Which is why I prefer the Marriott Courtyard Charlottesville ($$), just a couple blocks down Main Street. A bit more upscale, the Marriott offers more space and amenities, including a lobby bar that actually draws interesting travelers. Rooms are framed like mini-suites, with a well-sized, glass worktable that easily handles my reams of paper, comfy loveseat (no Ikea cheapie), and pleasantly ribbed carpeting that subtly works my plantar fascia. Alas, the TVs don’t pivot toward the bed, a mild nuisance, yet not nearly as annoying as the unexplainable absence of hair conditioner. Who uses just shampoo? Sheesh.
A fun alternative to staying along the dumbbell is the English Inn ($), a quirky Swiss-chalet-shaped local property on US 29 to the north of town (just across from Whole Foods).
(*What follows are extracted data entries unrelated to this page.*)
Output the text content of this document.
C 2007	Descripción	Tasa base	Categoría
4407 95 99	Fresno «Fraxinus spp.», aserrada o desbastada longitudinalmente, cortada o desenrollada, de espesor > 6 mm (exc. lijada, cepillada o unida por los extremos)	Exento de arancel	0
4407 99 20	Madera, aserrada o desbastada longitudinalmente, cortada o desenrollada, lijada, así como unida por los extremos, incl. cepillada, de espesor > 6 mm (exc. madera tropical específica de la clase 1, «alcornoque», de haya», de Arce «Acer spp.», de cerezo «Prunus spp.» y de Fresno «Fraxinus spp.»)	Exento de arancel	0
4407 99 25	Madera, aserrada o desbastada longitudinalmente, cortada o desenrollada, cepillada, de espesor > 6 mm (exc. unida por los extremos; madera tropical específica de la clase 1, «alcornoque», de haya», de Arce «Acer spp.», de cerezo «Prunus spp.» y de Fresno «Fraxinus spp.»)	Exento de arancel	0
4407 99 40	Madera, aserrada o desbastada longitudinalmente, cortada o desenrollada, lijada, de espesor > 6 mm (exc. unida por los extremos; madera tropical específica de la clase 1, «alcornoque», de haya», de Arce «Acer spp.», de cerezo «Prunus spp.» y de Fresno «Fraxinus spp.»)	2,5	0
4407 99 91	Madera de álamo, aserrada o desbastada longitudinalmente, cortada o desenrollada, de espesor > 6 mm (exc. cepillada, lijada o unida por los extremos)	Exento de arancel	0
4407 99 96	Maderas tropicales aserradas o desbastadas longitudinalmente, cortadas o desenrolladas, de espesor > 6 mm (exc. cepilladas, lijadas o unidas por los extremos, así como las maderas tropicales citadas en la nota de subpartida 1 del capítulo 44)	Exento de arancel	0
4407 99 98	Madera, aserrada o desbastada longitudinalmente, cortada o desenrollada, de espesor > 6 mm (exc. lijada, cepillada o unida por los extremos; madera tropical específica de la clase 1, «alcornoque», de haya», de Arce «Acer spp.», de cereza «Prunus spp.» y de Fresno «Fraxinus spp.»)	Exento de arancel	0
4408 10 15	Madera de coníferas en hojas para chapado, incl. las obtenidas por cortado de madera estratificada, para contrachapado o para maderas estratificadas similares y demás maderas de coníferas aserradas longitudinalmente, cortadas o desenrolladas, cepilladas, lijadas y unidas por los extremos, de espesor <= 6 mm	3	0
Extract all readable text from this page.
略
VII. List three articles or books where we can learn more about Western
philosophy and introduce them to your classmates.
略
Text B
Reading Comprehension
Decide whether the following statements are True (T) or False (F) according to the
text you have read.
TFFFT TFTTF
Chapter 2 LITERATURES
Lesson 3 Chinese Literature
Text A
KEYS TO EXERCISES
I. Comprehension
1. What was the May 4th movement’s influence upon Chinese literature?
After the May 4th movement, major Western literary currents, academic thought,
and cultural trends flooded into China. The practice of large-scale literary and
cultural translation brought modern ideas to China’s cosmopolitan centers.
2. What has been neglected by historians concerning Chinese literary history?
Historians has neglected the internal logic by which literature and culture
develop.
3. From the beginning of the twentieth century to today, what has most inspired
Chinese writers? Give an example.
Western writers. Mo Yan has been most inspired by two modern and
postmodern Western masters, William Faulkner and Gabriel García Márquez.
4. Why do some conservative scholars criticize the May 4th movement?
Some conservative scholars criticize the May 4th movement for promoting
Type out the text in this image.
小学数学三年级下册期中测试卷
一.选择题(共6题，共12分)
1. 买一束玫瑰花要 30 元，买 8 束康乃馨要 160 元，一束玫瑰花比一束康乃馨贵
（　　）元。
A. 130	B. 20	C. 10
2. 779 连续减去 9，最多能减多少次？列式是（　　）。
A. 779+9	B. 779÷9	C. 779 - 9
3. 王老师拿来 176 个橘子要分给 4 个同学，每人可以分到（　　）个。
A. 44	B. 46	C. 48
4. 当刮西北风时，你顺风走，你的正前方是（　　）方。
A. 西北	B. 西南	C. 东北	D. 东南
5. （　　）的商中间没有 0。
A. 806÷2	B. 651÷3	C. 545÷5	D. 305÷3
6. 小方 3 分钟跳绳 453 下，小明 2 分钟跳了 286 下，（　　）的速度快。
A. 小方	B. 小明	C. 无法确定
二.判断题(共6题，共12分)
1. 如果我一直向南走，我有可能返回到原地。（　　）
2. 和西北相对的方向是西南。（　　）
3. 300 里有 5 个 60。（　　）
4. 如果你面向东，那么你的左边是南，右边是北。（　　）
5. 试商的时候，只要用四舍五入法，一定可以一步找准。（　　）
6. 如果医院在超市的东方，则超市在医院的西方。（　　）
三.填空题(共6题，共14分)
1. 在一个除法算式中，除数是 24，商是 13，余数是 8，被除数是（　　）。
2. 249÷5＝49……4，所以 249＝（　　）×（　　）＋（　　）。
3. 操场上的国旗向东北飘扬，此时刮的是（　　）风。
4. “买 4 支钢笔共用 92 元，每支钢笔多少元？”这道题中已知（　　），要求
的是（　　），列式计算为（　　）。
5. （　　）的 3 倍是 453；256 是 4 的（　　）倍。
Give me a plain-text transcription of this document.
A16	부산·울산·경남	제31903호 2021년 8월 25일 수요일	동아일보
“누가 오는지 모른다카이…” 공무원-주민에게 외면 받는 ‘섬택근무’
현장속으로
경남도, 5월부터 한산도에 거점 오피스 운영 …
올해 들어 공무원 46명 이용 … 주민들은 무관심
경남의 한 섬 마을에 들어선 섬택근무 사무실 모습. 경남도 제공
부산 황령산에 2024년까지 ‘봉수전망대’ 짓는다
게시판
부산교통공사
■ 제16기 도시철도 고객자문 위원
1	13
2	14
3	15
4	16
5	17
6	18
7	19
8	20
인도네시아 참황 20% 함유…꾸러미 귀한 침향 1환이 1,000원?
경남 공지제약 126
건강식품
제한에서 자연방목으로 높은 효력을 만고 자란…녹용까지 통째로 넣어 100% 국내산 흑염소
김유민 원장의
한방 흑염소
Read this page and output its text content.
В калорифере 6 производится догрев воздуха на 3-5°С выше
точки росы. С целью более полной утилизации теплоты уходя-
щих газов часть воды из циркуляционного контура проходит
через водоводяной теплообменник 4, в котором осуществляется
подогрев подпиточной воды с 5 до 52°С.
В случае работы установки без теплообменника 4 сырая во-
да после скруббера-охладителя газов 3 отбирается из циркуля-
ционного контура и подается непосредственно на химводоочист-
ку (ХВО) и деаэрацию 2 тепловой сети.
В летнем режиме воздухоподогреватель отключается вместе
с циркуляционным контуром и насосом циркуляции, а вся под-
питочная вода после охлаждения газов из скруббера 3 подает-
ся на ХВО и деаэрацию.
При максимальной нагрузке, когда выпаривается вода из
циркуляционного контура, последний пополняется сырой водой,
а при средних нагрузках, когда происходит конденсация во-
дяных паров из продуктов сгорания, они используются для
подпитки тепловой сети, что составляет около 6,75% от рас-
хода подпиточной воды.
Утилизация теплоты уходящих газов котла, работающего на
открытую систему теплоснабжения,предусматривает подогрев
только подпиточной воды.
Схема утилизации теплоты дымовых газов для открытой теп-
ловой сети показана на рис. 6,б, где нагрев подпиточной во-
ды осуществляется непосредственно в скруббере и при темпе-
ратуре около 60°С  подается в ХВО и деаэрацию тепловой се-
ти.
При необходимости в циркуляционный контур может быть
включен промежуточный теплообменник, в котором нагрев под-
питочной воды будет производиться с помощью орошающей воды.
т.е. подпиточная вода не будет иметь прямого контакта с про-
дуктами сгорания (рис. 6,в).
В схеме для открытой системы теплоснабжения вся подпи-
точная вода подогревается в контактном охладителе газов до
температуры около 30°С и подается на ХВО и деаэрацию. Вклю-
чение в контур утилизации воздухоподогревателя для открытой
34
A British sensibility and cheap rates are hallmarks of this hotel, which features high tea in the afternoons and a highly attentive staff. Rooms are crisply cleaned, if a bit staid looking. Suites have dual televisions, a nice plus. The indoor pool, gym, and sauna are bonuses at this price.
Hotels in Charlottesville: Splurge
For pure Southern decadence and charm, the Inn at Monticello ($$$) is the clear winner. Grand but still intimate, this bed and breakfast just outside town offers romantic respite without falling victim to the stuffiness you typically find at high-end B&Bs. Owners Bob and Carolyn set a laid-back atmosphere mirrored by the clientele, who mingle in the relaxing parlor. On my last visit I chatted with a young professional couple from Arlington who were planning their wedding in Charlottesville, and two mid-40s Asian couples raving about Monticello. Halfway between Jefferson’s masterworks, the white columned house has a big front porch and sits atop a small hill; there’s a rolling front yard, big flower beds, and cute benches here and there around the grounds, which beg exploring if only to inhale the crisply fragrant Piedmont air. Rooms are sizable and impeccably clean; all have solid queen beds, private fireplaces, and views of the forested grounds. Best of all is the quiet: unlike at some properties, here you can’t hear your neighbors, though one the cats who live here might wander into your room.
Like the rest of the Downtown Mall, the Omni Charlottesville ($$$) is a bit overpriced, but delivers a quality experience. Rooms are appointed with ultra-soft duvets and modern earth-tone furnishings. Rooms are on the small side, but if you get a top-floor room, views of the nearby Blue Ridge mountains can expand your sense of space.
Expect top-of-the-line treatment at the Boars Head Inn ($$$$), Charlottesville’s swankiest resort. Set on a 55-acres spread beside a tranquil lake, the restored 19th Century property resembles a countryside manor, and offers regal touches throughout—decadent artworks, 17 tennis courts, a spa, and nearby golf course. You’ll pay a lordly fee for the pleasure of staying here: Bring your checkbook.
Hotel Prices
- $ = standard double under $100
- $$ = $100 to $200
- $$$ = $200 to $300
- $$$$ = $300 & up
Vacation Rentals
Vacation rentals can be tricky to navigate, but the payoff is huge. Whether you’re a budget traveler who can’t afford the double-whammy cost of hotels and restaurants, or a luxury traveler who wants seclusion and over-the-top grandeur, you’ll get more space and privacy for your money by booking a rental property. And you’ll have a kitchen too. Read our vacation rentals how-to guide to find our how, and where, to rent.




July 6th, 2007 at 8:03 pm
did you really mean gentile? or did you actually mean genteel?
July 8th, 2007 at 11:09 am
Charlottesville’s downtown mall was built in 1976, not the early 1990s. Also, Starr Hill just shut down, and you’ve misspelled the first name of its owner.